31 de Julho de 2011 / às 18:07 / 6 anos atrás

Recordes da natação em Xangai reacendem debate sobre desempenho

O chinês Sun Yang depois dos 1500 metros livres de natação, em Xangai. 30/07/2011Christinne Muschi

XANGAI (Reuters) - O campeonato mundial de natação terminou no domingo e, depois de quase 350 disputas e 40 medalhas de outros, viu apenas dois novos recordes mundiais, um rendimento muito inferior aos 43 recordes quebrados em Roma, há dois anos.

O americano Ryan Lochte e o chinês Sun Yang foram os dois únicos nadadores que quebraram um recorde mundial no Centro Oriental de Esporte.

Lochte superou Michael Phelps nos 200 metros medley individual masculino e marcou o tempo de um minuto, 54,00 segundos, melhorando sua própria marca por 0,10 segundos.

Sun realizou uma chegada impressionante e quebrou o recorde de Grant Hackett nos 1.500 metros livres, que perdurou durante dez anos. O chinês marcou 14 minutos e 34,14 segundos, ligeiramente mais rápido que o tempo que Hackett cravou em Furuoka, em 2001, de 14:34:56.

A edição anterior do mundial, em Roma em 2009, viu a queda de 43 recordes mundiais, já que os nadadores conseguiram se beneficiar de roupas de poliuretano que ajudavam a boiar e aumentar a velocidade.

A regularidade das quebras era tanta que os críticos rotularam o evento de Roma de "campeonato de plástico", e a Fina (Federação Internacional de Natação), órgão que regula o esporte, baniu o uso dos trajes a partir de 1º de janeiro de 2010.

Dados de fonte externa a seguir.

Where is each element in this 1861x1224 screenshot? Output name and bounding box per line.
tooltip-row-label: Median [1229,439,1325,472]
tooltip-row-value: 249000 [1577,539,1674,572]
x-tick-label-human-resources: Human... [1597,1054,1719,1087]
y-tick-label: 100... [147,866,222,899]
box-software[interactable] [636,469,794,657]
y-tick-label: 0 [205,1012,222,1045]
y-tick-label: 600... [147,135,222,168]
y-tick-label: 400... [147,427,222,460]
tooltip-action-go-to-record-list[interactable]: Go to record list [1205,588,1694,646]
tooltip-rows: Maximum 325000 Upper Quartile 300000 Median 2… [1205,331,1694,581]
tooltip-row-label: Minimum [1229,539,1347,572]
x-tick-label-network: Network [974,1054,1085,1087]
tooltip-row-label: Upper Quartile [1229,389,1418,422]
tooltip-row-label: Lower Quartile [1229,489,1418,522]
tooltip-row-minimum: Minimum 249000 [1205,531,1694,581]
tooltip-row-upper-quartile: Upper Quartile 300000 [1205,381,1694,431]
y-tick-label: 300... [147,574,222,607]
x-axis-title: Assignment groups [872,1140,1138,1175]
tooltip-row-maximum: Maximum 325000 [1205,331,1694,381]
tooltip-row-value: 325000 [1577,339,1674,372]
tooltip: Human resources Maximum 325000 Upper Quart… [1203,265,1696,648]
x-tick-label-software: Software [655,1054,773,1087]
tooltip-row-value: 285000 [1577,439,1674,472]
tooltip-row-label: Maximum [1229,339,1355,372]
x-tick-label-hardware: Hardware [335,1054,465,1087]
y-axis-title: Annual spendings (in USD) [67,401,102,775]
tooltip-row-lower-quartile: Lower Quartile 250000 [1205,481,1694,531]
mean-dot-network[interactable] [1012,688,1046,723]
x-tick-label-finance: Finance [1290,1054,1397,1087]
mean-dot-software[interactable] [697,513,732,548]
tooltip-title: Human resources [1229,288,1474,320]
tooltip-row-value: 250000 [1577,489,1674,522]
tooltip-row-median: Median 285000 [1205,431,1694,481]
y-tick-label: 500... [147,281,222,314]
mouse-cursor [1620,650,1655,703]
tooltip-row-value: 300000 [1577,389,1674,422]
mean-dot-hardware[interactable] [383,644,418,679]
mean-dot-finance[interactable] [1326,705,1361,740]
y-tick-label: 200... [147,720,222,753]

Poucos nadadores haviam chegado perto das marcas desde o banimento, e até os próprios detentores dos recordes tinham dificuldade de chegar perto de suas marcas. O alemão Paul Biedermann, que marcou 1:42:00 e venceu os 200 metros livres em Roma, foi quase três segundos mais lento na final em Xangai, e levou o bronze com 1:44:88.

Lochte se tornou a primeira pessoa a quebrar um recorde de longa distância desde que os trajes controversos foram banidos. E o americano esperava que seu desempenho provasse que o feito era possível.

"Todos pensaram que isso não ia acontecer, (que) nenhum recorde seria batido depois do traje", afirmou Lochte. "Eu queria provar que todo mundo estava errado. Que isso pode acontecer, que todo o esforço que fiz neste ano e no ano passado valeriam a pena. Espero que muitas outras pessoas agora talvez pensem que é possível."

O treinador principal da Austrália, Leigh Nugent, um crítico dos trajes antes que eles fossem proibidos, também viu justificadas as suas críticas, depois que as vestimentas foram retiradas das performances de natação.

"Acho que a disputa aqui foi fantástica e é isso que importa", afirmou Nugent. "Tenho certeza que, (para) os espectadores, a obsessão pelo recorde era de certa forma doentia, eles desfrutam da disputa agora, e não do resultado."